PDI is an intelligent agent architecture and unsupervised learning algorithm for constructing models of an environment in real-time to be used for planning and decision-making by an intelligent agent. A PDI agent is embodied, meaning it exists within and as part of a larger environment, and adaptive, meaning it changes behavior in response to interactions with the world. actions produce changes that are observed by the agent, providing a feedback loop that is utilized to optimize performance. PDI uses specific data structures to convey information at different levels of the architecture. each type of data structure is a vector of fixed size and with roles assigned to each element.

The first type of structure is an observation, which is used to carry information from the environment to the cognitive system of the agent. observations provide data regarding current state, facing state (i.e. that toward which the agent is directing attention) and peripheral states (i.e. those toward which it is possible to direct attention). the second type of structure is a command, which carries signals to motors and prompts them to function in the environment. commands also handle attention, guiding both mental and physical activity. the third type of data is change, which is represented as a set of binary features describing a comparison between some previous observation and the current observation. And finally there’s the transition, which is a pair of states linked by an action, as well as a change vector comparing the first to the second. Transitions directly associate changes that occur in observation to actions performed just before, enabling one to learn a mapping from action to change such that the result of performing some action in some state in predictable.

PDI comes installed with a trained classifier that maps commands to changes. given an action vector, the algorithm will predict its effect on an observation, based on the change that is likely to occur as a result, as well as the state currently observed. Changes are then used to generate predictions, or observations that are imagined or produced internally rather than perceived. predictions are recursively produced, representing events that take place further and further into the future as the agent performs a new prediction by taking the prediction made at the previous step as the new “current state”.

Agents are restricted as is any sufficient intelligence with the cognitive ability to predict and plan for the future, due to the chaos of complex systems. This chaos manifests as inherent unpredictability with respect to long-term forecasting. for this reason agents treat predictions more distant in time as less important, and those closer as more reliable and relevant. in other words, agents favor information immediately relevant, effectively directing their cognitive resources toward more urgent matters.

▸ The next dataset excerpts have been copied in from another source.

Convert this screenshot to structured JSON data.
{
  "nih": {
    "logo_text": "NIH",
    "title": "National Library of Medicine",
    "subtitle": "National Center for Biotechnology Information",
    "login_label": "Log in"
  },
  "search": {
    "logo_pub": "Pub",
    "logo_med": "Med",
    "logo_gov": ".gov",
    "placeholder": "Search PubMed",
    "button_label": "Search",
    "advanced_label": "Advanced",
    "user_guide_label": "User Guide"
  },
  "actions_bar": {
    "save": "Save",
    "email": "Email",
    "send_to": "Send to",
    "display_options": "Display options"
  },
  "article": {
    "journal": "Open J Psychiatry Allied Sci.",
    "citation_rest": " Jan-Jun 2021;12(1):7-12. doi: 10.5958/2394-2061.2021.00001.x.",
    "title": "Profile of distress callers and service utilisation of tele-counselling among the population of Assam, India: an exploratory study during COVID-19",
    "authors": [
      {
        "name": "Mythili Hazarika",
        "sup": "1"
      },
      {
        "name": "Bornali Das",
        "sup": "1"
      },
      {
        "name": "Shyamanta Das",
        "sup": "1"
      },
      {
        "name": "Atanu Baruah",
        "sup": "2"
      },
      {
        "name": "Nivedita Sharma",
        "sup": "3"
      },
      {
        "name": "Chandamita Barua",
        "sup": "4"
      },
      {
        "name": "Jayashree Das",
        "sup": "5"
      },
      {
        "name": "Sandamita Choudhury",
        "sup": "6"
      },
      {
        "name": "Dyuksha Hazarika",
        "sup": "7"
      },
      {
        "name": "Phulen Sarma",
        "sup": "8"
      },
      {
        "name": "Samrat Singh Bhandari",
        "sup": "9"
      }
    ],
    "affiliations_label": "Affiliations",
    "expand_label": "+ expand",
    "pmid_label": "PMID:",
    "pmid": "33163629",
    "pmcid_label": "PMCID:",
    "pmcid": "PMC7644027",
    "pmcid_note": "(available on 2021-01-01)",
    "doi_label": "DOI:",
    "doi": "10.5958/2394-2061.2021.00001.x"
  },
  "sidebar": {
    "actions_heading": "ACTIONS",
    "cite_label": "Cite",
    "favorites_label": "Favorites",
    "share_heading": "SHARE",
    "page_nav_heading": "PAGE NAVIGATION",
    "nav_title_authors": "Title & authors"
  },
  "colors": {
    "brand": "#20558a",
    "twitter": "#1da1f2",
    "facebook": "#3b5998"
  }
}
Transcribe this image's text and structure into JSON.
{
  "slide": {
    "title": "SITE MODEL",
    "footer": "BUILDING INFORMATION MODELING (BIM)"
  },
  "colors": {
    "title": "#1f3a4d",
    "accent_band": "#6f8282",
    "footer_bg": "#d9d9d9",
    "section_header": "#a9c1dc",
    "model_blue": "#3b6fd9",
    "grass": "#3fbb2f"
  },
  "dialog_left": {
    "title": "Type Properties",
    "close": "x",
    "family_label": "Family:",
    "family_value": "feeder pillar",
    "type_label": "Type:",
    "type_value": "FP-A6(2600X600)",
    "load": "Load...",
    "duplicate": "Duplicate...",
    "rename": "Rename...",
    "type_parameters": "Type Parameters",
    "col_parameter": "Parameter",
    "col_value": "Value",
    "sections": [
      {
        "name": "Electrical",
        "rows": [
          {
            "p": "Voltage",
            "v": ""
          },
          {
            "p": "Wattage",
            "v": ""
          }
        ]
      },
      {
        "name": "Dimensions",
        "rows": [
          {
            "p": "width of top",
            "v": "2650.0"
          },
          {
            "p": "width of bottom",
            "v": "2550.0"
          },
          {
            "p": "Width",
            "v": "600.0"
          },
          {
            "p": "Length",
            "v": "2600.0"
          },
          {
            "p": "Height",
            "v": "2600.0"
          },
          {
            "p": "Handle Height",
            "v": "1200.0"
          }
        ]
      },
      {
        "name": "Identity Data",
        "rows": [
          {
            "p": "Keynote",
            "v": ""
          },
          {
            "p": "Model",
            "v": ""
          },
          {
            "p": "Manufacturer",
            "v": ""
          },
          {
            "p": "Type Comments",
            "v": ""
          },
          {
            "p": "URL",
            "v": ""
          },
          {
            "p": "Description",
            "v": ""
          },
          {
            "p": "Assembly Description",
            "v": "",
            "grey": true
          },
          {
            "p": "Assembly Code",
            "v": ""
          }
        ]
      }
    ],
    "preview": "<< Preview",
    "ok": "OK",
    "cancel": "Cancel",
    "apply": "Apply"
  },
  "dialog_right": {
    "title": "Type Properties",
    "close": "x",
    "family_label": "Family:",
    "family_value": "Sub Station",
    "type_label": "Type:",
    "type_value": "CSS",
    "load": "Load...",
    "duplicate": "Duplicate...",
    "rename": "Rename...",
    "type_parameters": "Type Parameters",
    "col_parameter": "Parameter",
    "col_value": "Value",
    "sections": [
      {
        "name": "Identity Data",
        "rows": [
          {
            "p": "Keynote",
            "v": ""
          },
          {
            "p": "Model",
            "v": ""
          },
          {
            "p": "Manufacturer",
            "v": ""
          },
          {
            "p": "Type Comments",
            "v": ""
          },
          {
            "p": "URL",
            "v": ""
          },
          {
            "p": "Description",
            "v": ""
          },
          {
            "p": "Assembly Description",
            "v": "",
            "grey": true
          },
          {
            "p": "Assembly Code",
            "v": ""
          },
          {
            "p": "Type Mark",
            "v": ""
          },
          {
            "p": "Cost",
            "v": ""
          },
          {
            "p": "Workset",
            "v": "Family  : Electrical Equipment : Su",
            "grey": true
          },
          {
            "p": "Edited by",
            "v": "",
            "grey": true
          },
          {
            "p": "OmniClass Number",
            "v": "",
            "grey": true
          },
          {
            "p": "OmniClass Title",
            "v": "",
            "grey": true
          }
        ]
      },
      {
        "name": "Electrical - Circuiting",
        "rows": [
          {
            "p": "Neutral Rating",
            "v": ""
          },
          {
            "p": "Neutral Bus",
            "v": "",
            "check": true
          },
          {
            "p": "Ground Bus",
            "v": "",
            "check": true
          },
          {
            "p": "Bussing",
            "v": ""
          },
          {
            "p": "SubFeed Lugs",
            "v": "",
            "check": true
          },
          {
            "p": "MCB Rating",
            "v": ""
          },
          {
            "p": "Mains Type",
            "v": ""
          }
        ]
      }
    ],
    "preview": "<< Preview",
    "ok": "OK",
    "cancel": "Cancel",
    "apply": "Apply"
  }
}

The predictions made by an agent as described are formed in a bottom-up process that requires no contextual information to yield accurate results. predictions made this way are quite restricted in application, as they are made using simple rule-based mechanics. Such simplicity cannot simulate a world with even moderate complexity, necessitating a second and more advanced knowledge system within the agent to handle complexity with a more flexible and adaptive, yet slower system, that is based on and extends the knowledge generated from the bottom-up to form a vast interconnected graph that re-contextualizes the data learned previously by forming connections between points while taking into account a wider scope of information. The result is a system that uses local activity to activate related states with respect to observations, thus bringing into consciousness a set of possible futures that are reachable from the current state.

Such a system requires the low-level functionality of an agent to produce the data needed to build a solid foundation. through this model, predictions are made from the top-down, starting at the structured knowledge represented by a graph stored in long-term memory, and influencing the observations and actions taking place in the environment. low-level decisions are influenced by signals produced via high-level decisions, which take into account information from the surrounding context, including states that are unobserved but are believed to be reachable, details from experience that are important to current goals, etc. basically all information that is not readily accessible via low-level observation but is still important or useful in some way is preserved in a world model and retrieved upon an experience where the knowledge lends itself to accomplishing an objective.

An agent begins constructing a model using transitions observed over time. the links between states are formed when a pair of them are observed in sequence, and an observable change exists between them. when a state transition is consolidated, two nodes representing the initial and final state of the transition are connected by a synapse, labeled by the action used to get from one to the other. because actions map to changes a-priori, links between nodes labeled with actions are easily translated into changes, which can then be used to make bottom-up predictions if need be.

The essential process of the agent’s memory is it’s two-path prediction system, which enables both bottom-up and top-down predictions to be made simultaneously, each half of the process feeding back and influencing the other. bottom-up generation is the process in which a model is formed, through a rule-based mechanism, and eventually leading to high-level functions that are adaptive and error resistant, and which manage the low-level functions by transmitting signals downward that influence behavior. the interplay between lower and upper cognitive levels permits an intelligent agent to sense, act, and learn online. as its cognitive faculties mature, the agent builds onto its prior knowledge and extends it, preserving all that has been accumulated while making use of it as scaffolding to reach novel ideas.